The Analytics Design View aims to (1) support exploration of alternate approaches for the analytical problem at hand, (2) facilitate design of (machine learning) experiments and identifying trade-offs, and (3) support algorithm selection and monitoring their performance over time. The main modeling elements are Analytics Goals, Algorithms, Softgoals, and Influences (see section (b) of the figure above).

Analytics Goals capture the intention of the analysis to be performed over the datasets. Three types of analytics goals are distinguished. If the analytics aims to predict the value of a data attribute (i.e., a variable or data column), it is called a Prediction Goal. If the analytics aims to summarize and explain the dataset, it is called a Description Goal. If the analytics aims to find the optimal alternative given a set of options and criteria, it is called a Prescription Goal. The type of Analytics Goal can be derived from the type of Insight that is required to generate (from the Business View). Each Analytics Goal is then connected to its corresponding Insight element via the generates link. Algorithms are procedures and calculation steps that are needed to fulfill an Analytics Goal. They are connected to Analytics Goals through the performs link, showing a means-end relationship. Softgoals represent quality requirements to be taken into account during design of the machine learning solution. Influence Links show how the Softgoals are satisfied through operationalization and design decisions. This view is connected to the previous modeling view through the generates links.

Data Preparation View

The Data Preparation View aims to (1) support the sharing and reuse of prepared data assets, (2) enhance data awareness among analytics users, and (3) ease data understanding by providing a reference for data engineers (who prepare datasets) on data preparation activities. The main modeling elements are Entities, Relationships Preparation Tasks, Operators, and Data Flows (see section (c) of the figure above).
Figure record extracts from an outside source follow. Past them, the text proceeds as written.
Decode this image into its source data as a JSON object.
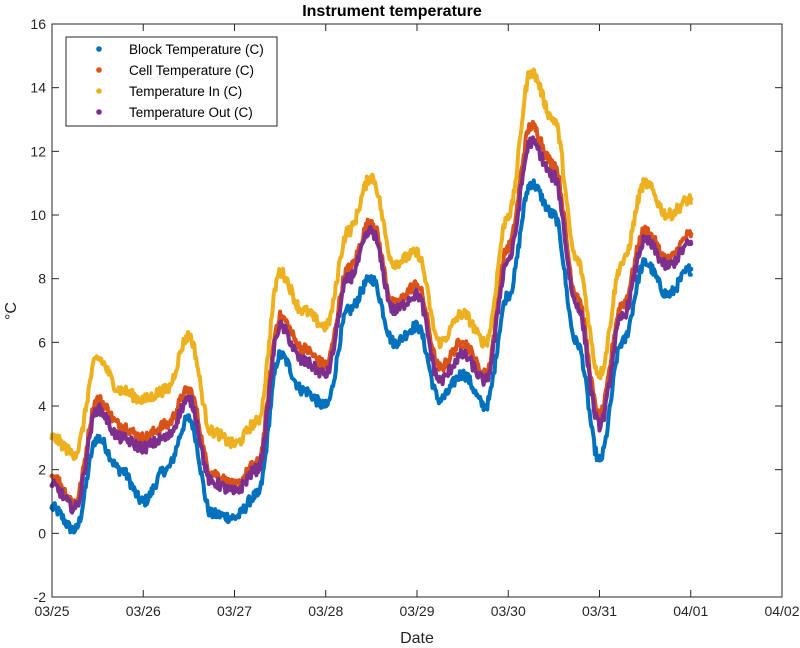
{
  "chart_data": {
    "type": "line",
    "title": "Instrument temperature",
    "xlabel": "Date",
    "ylabel": "°C",
    "xlim": [
      "03/25",
      "04/02"
    ],
    "ylim": [
      -2,
      16
    ],
    "x_ticks": [
      "03/25",
      "03/26",
      "03/27",
      "03/28",
      "03/29",
      "03/30",
      "03/31",
      "04/01",
      "04/02"
    ],
    "y_ticks": [
      -2,
      0,
      2,
      4,
      6,
      8,
      10,
      12,
      14,
      16
    ],
    "grid": false,
    "legend_position": "top-left",
    "marker": "dot",
    "x": [
      0.0,
      0.25,
      0.5,
      0.75,
      1.0,
      1.25,
      1.5,
      1.75,
      2.0,
      2.25,
      2.5,
      2.75,
      3.0,
      3.25,
      3.5,
      3.75,
      4.0,
      4.25,
      4.5,
      4.75,
      5.0,
      5.25,
      5.5,
      5.75,
      6.0,
      6.25,
      6.5,
      6.75,
      7.0
    ],
    "x_unit": "days since 03/25",
    "series": [
      {
        "name": "Block Temperature (C)",
        "color": "#0072BD",
        "values": [
          0.8,
          0.1,
          3.0,
          2.0,
          1.0,
          2.0,
          3.6,
          0.6,
          0.5,
          1.2,
          5.6,
          4.5,
          4.0,
          7.0,
          8.0,
          6.0,
          6.5,
          4.2,
          5.0,
          4.0,
          7.5,
          11.0,
          10.0,
          6.0,
          2.3,
          6.0,
          8.5,
          7.5,
          8.3
        ]
      },
      {
        "name": "Cell Temperature (C)",
        "color": "#D95319",
        "values": [
          1.8,
          1.0,
          4.2,
          3.4,
          3.0,
          3.4,
          4.5,
          1.9,
          1.5,
          2.2,
          6.8,
          5.8,
          5.3,
          8.3,
          9.8,
          7.2,
          7.8,
          5.2,
          6.0,
          5.0,
          9.0,
          12.8,
          11.6,
          7.5,
          3.7,
          7.2,
          9.5,
          8.6,
          9.4
        ]
      },
      {
        "name": "Temperature In (C)",
        "color": "#EDB120",
        "values": [
          3.0,
          2.5,
          5.5,
          4.5,
          4.2,
          4.5,
          6.2,
          3.2,
          2.8,
          3.5,
          8.2,
          7.0,
          6.5,
          9.5,
          11.2,
          8.5,
          8.8,
          6.0,
          6.9,
          6.0,
          10.0,
          14.5,
          13.0,
          8.6,
          5.0,
          8.5,
          11.0,
          10.0,
          10.5
        ]
      },
      {
        "name": "Temperature Out (C)",
        "color": "#7E2F8E",
        "values": [
          1.5,
          0.8,
          3.9,
          3.0,
          2.7,
          3.0,
          4.2,
          1.6,
          1.3,
          2.0,
          6.5,
          5.4,
          5.0,
          8.0,
          9.5,
          7.0,
          7.5,
          4.8,
          5.6,
          4.8,
          8.6,
          12.3,
          11.2,
          7.2,
          3.4,
          6.8,
          9.2,
          8.4,
          9.1
        ]
      }
    ]
  }
}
Entities and their Relationships represent the raw data tables and their conceptual relationships. They also represent prepared datasets which are the eventual output of data preparation activities. The prepared datasets are connected to their corresponding Analytics Goals via the is required for link. Data Preparation Task represents the general task of preparing data for accomplishing some analytics goals. Data Cleaning, Data Reduction, Data Transformation, and Data Integration are types of preparation tasks. A Data Preparation Task consists of one or more Operators that are linked via Data Flows. This view is connected to the previous modeling view through the is required for links.